If a cellular automaton has only two states, then there are also only two possible permutations of states: the identity permutation that maps each state to itself, and the permutation that maps each state to the other state. We may identify these two permutations with the two states of the automaton. In this way, every second-order cellular automaton (defined by a function from neighborhoods to permutations) corresponds uniquely to an ordinary (first-order) cellular automaton, defined by a function directly from neighborhoods to states. Two-state second-order automata are symmetric under time reversals: the time-reversed dynamics of the automaton can be simulated with the same rule as the original dynamics.
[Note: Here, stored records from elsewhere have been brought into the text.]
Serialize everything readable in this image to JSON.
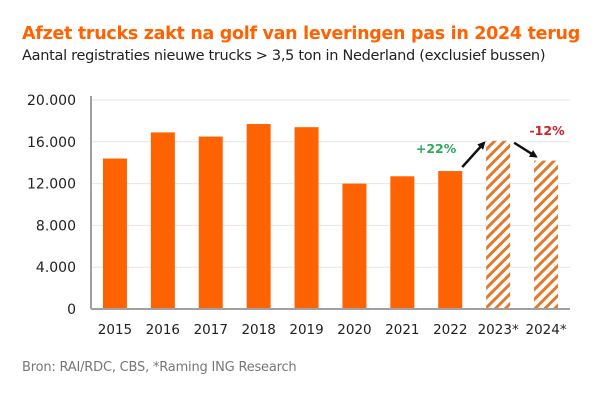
{
  "chart_data": {
    "type": "bar",
    "title": "Afzet trucks zakt na golf van leveringen pas in 2024 terug",
    "subtitle": "Aantal registraties nieuwe trucks > 3,5 ton in Nederland (exclusief bussen)",
    "xlabel": "",
    "ylabel": "",
    "ylim": [
      0,
      20000
    ],
    "yticks": [
      0,
      4000,
      8000,
      12000,
      16000,
      20000
    ],
    "ytick_labels": [
      "0",
      "4.000",
      "8.000",
      "12.000",
      "16.000",
      "20.000"
    ],
    "grid": true,
    "categories": [
      "2015",
      "2016",
      "2017",
      "2018",
      "2019",
      "2020",
      "2021",
      "2022",
      "2023*",
      "2024*"
    ],
    "values": [
      14400,
      16900,
      16500,
      17700,
      17400,
      12000,
      12700,
      13200,
      16100,
      14200
    ],
    "forecast": [
      false,
      false,
      false,
      false,
      false,
      false,
      false,
      false,
      true,
      true
    ],
    "colors": {
      "bar": "#ff6200",
      "forecast_hatch": "#e07a2e",
      "positive_annotation": "#2eaa5a",
      "negative_annotation": "#d0202a",
      "arrow": "#111111",
      "grid": "#e6e6e6",
      "axis": "#a0a0a0"
    },
    "annotations": [
      {
        "text": "+22%",
        "from": "2022",
        "to": "2023*",
        "direction": "up"
      },
      {
        "text": "-12%",
        "from": "2023*",
        "to": "2024*",
        "direction": "down"
      }
    ],
    "source": "Bron: RAI/RDC, CBS, *Raming ING Research"
  }
}
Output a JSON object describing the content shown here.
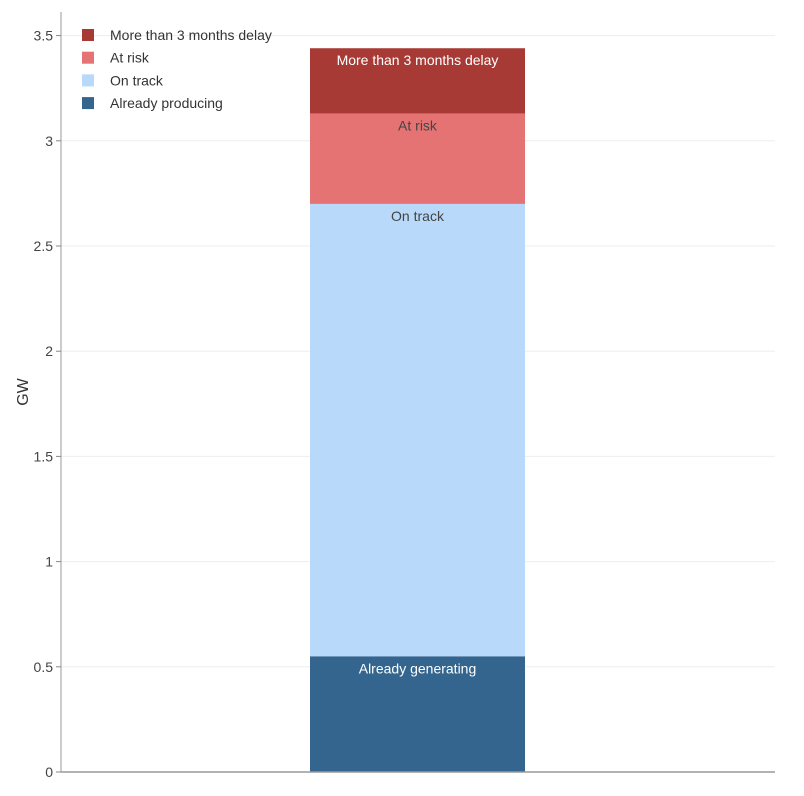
{
  "chart_data": {
    "type": "bar",
    "ylabel": "GW",
    "ylim": [
      0,
      3.6
    ],
    "yticks": [
      "0",
      "0.5",
      "1",
      "1.5",
      "2",
      "2.5",
      "3",
      "3.5"
    ],
    "ytick_values": [
      0,
      0.5,
      1,
      1.5,
      2,
      2.5,
      3,
      3.5
    ],
    "grid": true,
    "legend_position": "top-left",
    "legend": [
      {
        "label": "More than 3 months delay",
        "color": "#a83a36"
      },
      {
        "label": "At risk",
        "color": "#e57373"
      },
      {
        "label": "On track",
        "color": "#b8d9fa"
      },
      {
        "label": "Already producing",
        "color": "#33658f"
      }
    ],
    "stack": [
      {
        "label": "Already generating",
        "value": 0.55,
        "color": "#33658f",
        "text_color": "#ffffff"
      },
      {
        "label": "On track",
        "value": 2.15,
        "color": "#b8d9fa",
        "text_color": "#444444"
      },
      {
        "label": "At risk",
        "value": 0.43,
        "color": "#e57373",
        "text_color": "#444444"
      },
      {
        "label": "More than 3 months delay",
        "value": 0.31,
        "color": "#a83a36",
        "text_color": "#ffffff"
      }
    ]
  }
}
If we view the two states as Boolean values, this correspondence between ordinary and second-order automaton can be described simply: the state of a cell of the second-order automaton at time t + 1 is the exclusive or of its state at time t − 1 with the state that the ordinary cellular automaton rule would compute for it. In fact, all two-state second-order rules may be produced in this way. The resulting second-order automaton, however, will generally bear little resemblance to the ordinary CA it was constructed from. Second-order rules constructed in this way are named by Stephen Wolfram by appending an "R" to the number or Wolfram code of the base rule.

## Applications

Second-order automata may be used to simulate billiard-ball computers and the Ising model of ferromagnetism in statistical mechanics. They may also be used for cryptography.